Demir, TL’deki bedel kaybıyla artan ihracatın fakirleştiren bir ihracat olduğunu belirtiyor. Asıl maharetin, halkı yoksullaştırmadan zenginlik yaratmak olduğuna dikkat çekiyor. Bu noktada tam karşıtının yapıldığını söyleyen Demir şunları aktarıyor: “Halkı yoksullaştıralım, alım gücü düşsün, fiyatların dünyadaki kıymeti düşsün, mallarımız ucuzlasın ki dünyaya ucuz mal satalım’ mantığıyla kalkınamayız. Bu daha çok fakirleştiren bir ihracat. Kaynakların dışa transferidir.”
‘GÜVEN ENDEKSİNDEKİ YÜKSELİŞ KONJOKTÜREL’
Demir’e, TÜİK tarafından açıklanan tüketici itimat endeksini soruyoruz. Buna nazaran, tüketici inanç endeksi, 2022 Aralık’ta yüzde 75,6 iken 2023 Ocak’ta yüzde 79,1 olarak kayıtlara geçti. Demir, tüketicinin her vakit kendini bir evvelki ay ile kıyasladığını lisana getiriyor: “Bir evvelki aya nazaran baktığınızda taban fiyat artırımı geldi, yeni yıla girdik… Tüketici bir evvelki aya nazaran daha kolay borçlanabileceğini ve harcayabileceğini düşünüyor. Lakin tüketicinin bu duygusu kalıcı olmuyor. Tüketici inanç endeksinin yükselişi büsbütün konjoktürel.”
‘SANAYİ ÜRETİM YAPISINI DEĞİŞTİRMEDEN TL İLE OYNAYARAK BİR YERE VARAMIYORSUNUZ’
Ekonomist Güldem Atabay da bakanın ‘TL paha kazanırsa ithalat artar’ halindeki açıklamasını eleştiriyor. Atabay bununla ilgili “TL kıymet kaybettiği vakit yurt içi alım düştüğü için talebin düşmesi gerekir. Talebin düşmesiyle ithal edilen eserlere talep azalır ve oranın düşmesi beklenir. İthalat artış oranı eksiye döner. Türkiye iktisadının bu türlü bir yapısı var. Fakat olmadı bu türlü bir şey. Neden? Zira bir taraftan iktidar iç siyasetleriyle iç talebi köpürtüyor. TL’deki bedel kaybıyla ihracatı patlatmaya çalışıyorlar. Şayet siz yapısal ıslahat yapmazsanız ya da ülkedeki sanayi üretiminin yapısını değiştirmezseniz, rekabetçi eserlere alan açmazsanız, ihracatınız arttıkça orta malı ve hammadde ithal etmeniz gerekiyor. Hasebiyle TL’deki bedel kaybından da bağımsız son izlenen siyaset bize ne öğretti? TL’ye kıymet kaybettirerek ihracatı patlatırsınız fakat ithalatınız da artar. Bu yapıyı değiştirmeden TL’nin bedeli ile oynayarak bir yere varamıyorsunuz” diyor.
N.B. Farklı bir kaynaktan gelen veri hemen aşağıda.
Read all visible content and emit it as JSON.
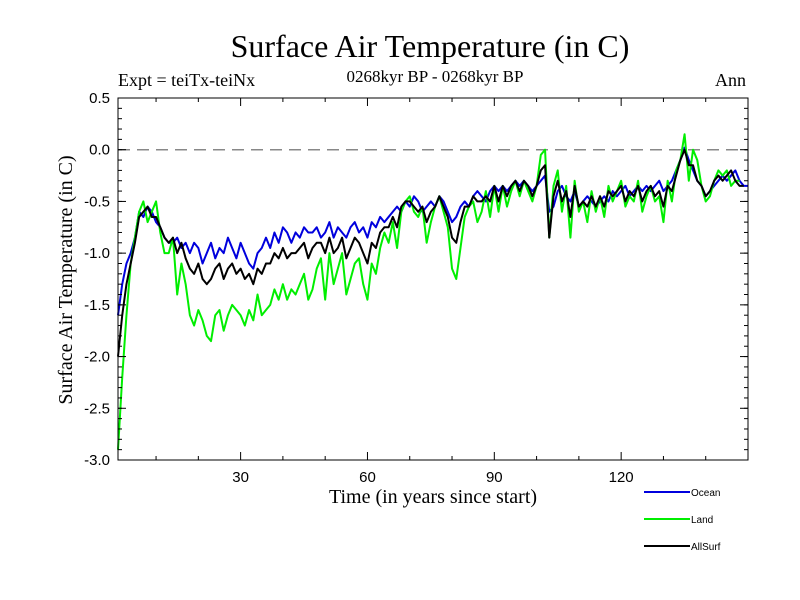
{
  "chart_data": {
    "type": "line",
    "title": "Surface Air Temperature (in C)",
    "subtitle": "0268kyr BP - 0268kyr BP",
    "experiment_label": "Expt = teiTx-teiNx",
    "season_label": "Ann",
    "xlabel": "Time (in years since start)",
    "ylabel": "Surface Air Temperature (in C)",
    "xlim": [
      1,
      150
    ],
    "ylim": [
      -3.0,
      0.5
    ],
    "x_ticks": [
      30,
      60,
      90,
      120
    ],
    "x_tick_labels": [
      "30",
      "60",
      "90",
      "120"
    ],
    "y_ticks": [
      -3.0,
      -2.5,
      -2.0,
      -1.5,
      -1.0,
      -0.5,
      0.0,
      0.5
    ],
    "y_tick_labels": [
      "-3.0",
      "-2.5",
      "-2.0",
      "-1.5",
      "-1.0",
      "-0.5",
      "0.0",
      "0.5"
    ],
    "reference_line": 0.0,
    "legend_position": "bottom-right, outside plot",
    "x_start": 1,
    "x_step": 1,
    "series": [
      {
        "name": "Ocean",
        "color": "#0000dd",
        "values": [
          -1.6,
          -1.3,
          -1.1,
          -1.0,
          -0.85,
          -0.6,
          -0.65,
          -0.55,
          -0.6,
          -0.7,
          -0.75,
          -0.85,
          -0.9,
          -0.9,
          -0.85,
          -0.95,
          -0.9,
          -1.0,
          -0.9,
          -0.95,
          -1.1,
          -1.0,
          -0.9,
          -1.05,
          -0.95,
          -1.0,
          -0.85,
          -0.95,
          -1.05,
          -0.9,
          -1.0,
          -1.1,
          -1.15,
          -1.0,
          -0.95,
          -0.85,
          -0.95,
          -0.8,
          -0.9,
          -0.75,
          -0.8,
          -0.9,
          -0.8,
          -0.85,
          -0.75,
          -0.8,
          -0.8,
          -0.75,
          -0.85,
          -0.8,
          -0.7,
          -0.85,
          -0.75,
          -0.8,
          -0.85,
          -0.75,
          -0.7,
          -0.8,
          -0.75,
          -0.85,
          -0.7,
          -0.75,
          -0.65,
          -0.7,
          -0.65,
          -0.6,
          -0.55,
          -0.6,
          -0.5,
          -0.55,
          -0.45,
          -0.5,
          -0.6,
          -0.55,
          -0.5,
          -0.55,
          -0.45,
          -0.5,
          -0.6,
          -0.7,
          -0.65,
          -0.55,
          -0.5,
          -0.55,
          -0.45,
          -0.4,
          -0.45,
          -0.5,
          -0.4,
          -0.35,
          -0.4,
          -0.35,
          -0.4,
          -0.35,
          -0.3,
          -0.35,
          -0.3,
          -0.35,
          -0.4,
          -0.35,
          -0.3,
          -0.25,
          -0.6,
          -0.55,
          -0.4,
          -0.35,
          -0.45,
          -0.5,
          -0.4,
          -0.55,
          -0.5,
          -0.45,
          -0.5,
          -0.55,
          -0.5,
          -0.45,
          -0.5,
          -0.4,
          -0.45,
          -0.4,
          -0.35,
          -0.45,
          -0.4,
          -0.35,
          -0.4,
          -0.35,
          -0.4,
          -0.35,
          -0.3,
          -0.4,
          -0.35,
          -0.3,
          -0.2,
          -0.1,
          0.02,
          -0.1,
          -0.2,
          -0.3,
          -0.35,
          -0.45,
          -0.4,
          -0.35,
          -0.3,
          -0.25,
          -0.3,
          -0.25,
          -0.2,
          -0.3,
          -0.35,
          -0.35
        ]
      },
      {
        "name": "Land",
        "color": "#00ee00",
        "values": [
          -2.9,
          -2.2,
          -1.6,
          -1.1,
          -0.85,
          -0.6,
          -0.5,
          -0.7,
          -0.6,
          -0.5,
          -0.8,
          -1.0,
          -1.0,
          -0.85,
          -1.4,
          -1.1,
          -1.3,
          -1.6,
          -1.7,
          -1.55,
          -1.65,
          -1.8,
          -1.85,
          -1.6,
          -1.55,
          -1.75,
          -1.6,
          -1.5,
          -1.55,
          -1.6,
          -1.7,
          -1.55,
          -1.65,
          -1.4,
          -1.6,
          -1.55,
          -1.5,
          -1.35,
          -1.45,
          -1.3,
          -1.45,
          -1.35,
          -1.4,
          -1.3,
          -1.2,
          -1.45,
          -1.35,
          -1.15,
          -1.05,
          -1.45,
          -1.0,
          -1.3,
          -1.15,
          -1.0,
          -1.4,
          -1.25,
          -1.1,
          -1.05,
          -1.3,
          -1.45,
          -1.1,
          -1.2,
          -0.95,
          -0.8,
          -0.9,
          -0.7,
          -0.95,
          -0.6,
          -0.5,
          -0.45,
          -0.6,
          -0.65,
          -0.55,
          -0.9,
          -0.7,
          -0.55,
          -0.45,
          -0.6,
          -0.75,
          -1.15,
          -1.25,
          -0.95,
          -0.65,
          -0.55,
          -0.5,
          -0.7,
          -0.6,
          -0.4,
          -0.65,
          -0.35,
          -0.6,
          -0.35,
          -0.55,
          -0.4,
          -0.3,
          -0.45,
          -0.3,
          -0.4,
          -0.5,
          -0.35,
          -0.05,
          0.0,
          -0.85,
          -0.35,
          -0.2,
          -0.6,
          -0.35,
          -0.85,
          -0.3,
          -0.6,
          -0.5,
          -0.7,
          -0.4,
          -0.6,
          -0.45,
          -0.65,
          -0.35,
          -0.5,
          -0.4,
          -0.3,
          -0.55,
          -0.45,
          -0.5,
          -0.3,
          -0.6,
          -0.45,
          -0.35,
          -0.5,
          -0.45,
          -0.7,
          -0.3,
          -0.5,
          -0.2,
          -0.1,
          0.15,
          -0.3,
          0.0,
          -0.1,
          -0.35,
          -0.5,
          -0.45,
          -0.3,
          -0.2,
          -0.25,
          -0.2,
          -0.35,
          -0.3,
          -0.3
        ]
      },
      {
        "name": "AllSurf",
        "color": "#000000",
        "values": [
          -2.0,
          -1.6,
          -1.3,
          -1.1,
          -0.9,
          -0.65,
          -0.6,
          -0.55,
          -0.65,
          -0.65,
          -0.75,
          -0.85,
          -0.9,
          -0.85,
          -1.0,
          -0.9,
          -1.05,
          -1.15,
          -1.2,
          -1.1,
          -1.25,
          -1.3,
          -1.25,
          -1.15,
          -1.1,
          -1.25,
          -1.15,
          -1.1,
          -1.2,
          -1.15,
          -1.25,
          -1.2,
          -1.3,
          -1.15,
          -1.2,
          -1.1,
          -1.1,
          -1.0,
          -1.05,
          -0.95,
          -1.05,
          -1.0,
          -1.0,
          -0.95,
          -0.9,
          -1.05,
          -0.95,
          -0.9,
          -0.9,
          -1.0,
          -0.85,
          -1.0,
          -0.95,
          -0.85,
          -1.05,
          -0.95,
          -0.85,
          -0.9,
          -1.0,
          -1.1,
          -0.9,
          -0.95,
          -0.8,
          -0.75,
          -0.75,
          -0.65,
          -0.75,
          -0.55,
          -0.5,
          -0.5,
          -0.55,
          -0.6,
          -0.55,
          -0.7,
          -0.6,
          -0.55,
          -0.45,
          -0.55,
          -0.65,
          -0.85,
          -0.9,
          -0.7,
          -0.55,
          -0.55,
          -0.45,
          -0.5,
          -0.5,
          -0.45,
          -0.5,
          -0.35,
          -0.5,
          -0.35,
          -0.45,
          -0.35,
          -0.3,
          -0.4,
          -0.3,
          -0.35,
          -0.45,
          -0.35,
          -0.2,
          -0.15,
          -0.85,
          -0.45,
          -0.3,
          -0.5,
          -0.4,
          -0.65,
          -0.35,
          -0.55,
          -0.5,
          -0.55,
          -0.45,
          -0.55,
          -0.45,
          -0.55,
          -0.4,
          -0.45,
          -0.4,
          -0.35,
          -0.5,
          -0.4,
          -0.45,
          -0.35,
          -0.5,
          -0.4,
          -0.35,
          -0.45,
          -0.4,
          -0.55,
          -0.35,
          -0.4,
          -0.25,
          -0.1,
          0.0,
          -0.15,
          -0.15,
          -0.3,
          -0.35,
          -0.45,
          -0.4,
          -0.3,
          -0.25,
          -0.3,
          -0.25,
          -0.2,
          -0.3,
          -0.35,
          -0.35
        ]
      }
    ]
  }
}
Atabay, tüm sayılara karşın Nureddin Nebati’nin değerlendirmesini, ‘nevi şahsına münhasır’ kişiliğine bağlıyor. Seçime gerçek gittiğimizi hatırlatan Atabay, bu nedenle yapılan tüm ekonomik atakların günü kurtarmaktan ibaret olduğunu, tüm risklerin seçim sonrasına havale edildiğini anlatıyor. Hükümetin ‘yeni iktisat modeli’ olarak lanse ettiği sistemin, 2022 Mart ayı ile birlikte çalışmayacağının belirli olduğunu tabir eden Atabay, “TL’ye kıymet kaybettirilip ihracatı artırma planı uygulanmak istendi. İhracat artışıyla dolar bolluğu olacağı ve TL’nin tekrar bedel kazanacağı ve enflasyonun da düşeceği düşünüldü. Bu türlü bir mantık yok. Bu biçimde olmayacağı belliydi” diyor.
‘DÜNYADA BU TÜRLÜ BİR MODEL YOK’
Atabay, ‘Türkiye’nin uyguladığı iktisat siyasetlerinin dünyada bir gibisi olup olmadığı’ sorusuna şu karşılığı veriyor: “Böyle bir model yok zira bu bir model değil. Günlük davranılıyor. İktisat nerede patlak veriyorsa oraya bir tedbir geliyor. Yeni iktisat modelinin kendi içinde çalışmayacağı muhakkaktı ancak vakit içinde bir model de kalmadı. Ortada bir model yok, hiçbir şey yok. Hatta bu türlü bir model dünyada olmadığı üzere kendi yaratıcıları için bile yok” tabirlerini kullanıyor.
TÜİK, aylık ve yıllık olarak dış ticaret bilgilerini açıklıyor. Ticaret Bakanlığı da TÜİK dataları ile hazırladığı nizamlı bülten yayınlıyor.